Rep. Tina Fallon, R-Seaford, 88 years old and somewhat slower than Smith and Thornburg, arrived a minute later to add her signature, completing the bill’s recovery.
Rep. Joseph Viola, who voted against releasing the bill, didn’t know its real fate until told by a reporter about the post-meeting changes.
“It’s not the way the process works,” said Viola, D-Newark. “The was five to five; the meeting was adjourned.”
Smith, R-Wilmington, said House rules allow members to vote on a bill after a committee meeting.
The bill would amend a state law requiring any person claiming to be the victim of medical negligence to submit an “affidavit of merit” from a qualified medical expert stating that there are reasonable grounds to believe a defendant has been negligent.
Trial lawyers say they agreed to the affidavit requirement in a “good faith” effort to demonstrate that there is no problem with frivolous lawsuits against doctors.
“Of all the professions that practice in this state, the doctors are the only ones who have this privilege,” Bruce Hudson, past president of the Delaware Trial Lawyers Association, told committee members.
Trial lawyers are fighting an effort by doctors to remove a provision in the law that requires the names of physicians who submit the affidavits to be kept confidential by the court and not disclosed to defense attorneys.
Dr. Joseph Hacker III, past president of the Medical Society of Delaware and current chair of its legislative committee, said the provision prevents defense attorneys from being able to challenge the credentials of an affidavit signer.
“That expert gets to render that opinion in complete anonymity,” he said. “… We want to level the playing field.”
Dr. Leonard Nitowski, an emergency room physician at Christiana Hospital, recounted a recent case in which a doctor who submitted an affidavit of merit made false claims about his board certification, a fact that came out only after the case had gone to trial.
Opponents of the bill note that affidavit signers in cases accepted for trial typically testify on behalf of plaintiffs and are subject to being deposed and cross-examined by defense attorneys. They also point out that the law already authorizes judges to review affidavits of merit and the curriculum vitae of the submitting experts, and to reject them if they are lacking.

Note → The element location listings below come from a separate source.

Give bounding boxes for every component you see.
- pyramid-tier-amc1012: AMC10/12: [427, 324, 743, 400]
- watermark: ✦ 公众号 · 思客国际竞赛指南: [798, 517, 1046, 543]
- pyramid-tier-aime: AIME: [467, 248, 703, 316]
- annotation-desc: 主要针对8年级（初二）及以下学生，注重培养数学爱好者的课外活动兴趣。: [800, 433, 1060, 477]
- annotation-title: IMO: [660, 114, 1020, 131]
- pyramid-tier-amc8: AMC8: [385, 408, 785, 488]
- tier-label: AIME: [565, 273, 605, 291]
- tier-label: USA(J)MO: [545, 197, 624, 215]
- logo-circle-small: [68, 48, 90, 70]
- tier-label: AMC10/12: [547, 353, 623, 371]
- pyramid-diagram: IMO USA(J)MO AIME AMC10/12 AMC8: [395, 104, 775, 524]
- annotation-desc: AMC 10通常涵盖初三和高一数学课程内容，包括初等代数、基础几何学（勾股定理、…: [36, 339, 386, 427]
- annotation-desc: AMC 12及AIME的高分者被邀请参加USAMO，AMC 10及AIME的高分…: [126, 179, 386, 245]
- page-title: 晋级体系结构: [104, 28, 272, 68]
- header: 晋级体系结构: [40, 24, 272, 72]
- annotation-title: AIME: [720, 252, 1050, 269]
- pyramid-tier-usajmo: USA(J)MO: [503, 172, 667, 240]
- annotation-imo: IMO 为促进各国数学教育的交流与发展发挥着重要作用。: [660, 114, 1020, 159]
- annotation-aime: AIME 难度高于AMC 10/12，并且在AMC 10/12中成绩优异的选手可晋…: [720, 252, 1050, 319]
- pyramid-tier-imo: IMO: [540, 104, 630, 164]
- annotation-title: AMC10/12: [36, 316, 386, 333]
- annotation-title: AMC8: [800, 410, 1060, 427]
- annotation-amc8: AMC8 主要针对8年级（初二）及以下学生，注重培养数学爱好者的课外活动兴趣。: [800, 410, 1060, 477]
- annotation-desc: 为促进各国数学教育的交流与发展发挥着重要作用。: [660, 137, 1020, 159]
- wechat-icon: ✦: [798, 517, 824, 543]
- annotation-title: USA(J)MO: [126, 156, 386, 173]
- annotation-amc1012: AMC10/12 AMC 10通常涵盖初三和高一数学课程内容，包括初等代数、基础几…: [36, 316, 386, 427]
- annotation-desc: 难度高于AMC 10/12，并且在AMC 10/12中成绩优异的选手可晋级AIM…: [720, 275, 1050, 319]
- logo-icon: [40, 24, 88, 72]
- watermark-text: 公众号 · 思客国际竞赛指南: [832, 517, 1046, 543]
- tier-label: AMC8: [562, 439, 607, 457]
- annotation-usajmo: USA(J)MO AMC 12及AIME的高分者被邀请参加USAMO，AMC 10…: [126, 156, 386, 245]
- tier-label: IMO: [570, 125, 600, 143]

In 2004, for example, a judge rejected affidavits of merit in a New Castle County lawsuit, ruling that the documents were too equivocal, even though they could also be read as meeting the statutory requirements.
More recently, however, questions about the qualifications of the affidavit signer in the case cited by Nitowski did not surface until he was cross-examined during the trial, a fact described by the judge in a scathing letter to the plaintiff’s attorneys as “a most unfortunate and somewhat unprecedented situation.”
Richard DiLiberto, president of the trial lawyers association, said the anonymity provision should not be changed because of a single incident involving a doctor fudging on his qualifications.
“It’s very difficult to have people come forward and be truthful about substandard medical care by a colleague if they are going to have to pass that colleague in the hallway of the hospital,” he said.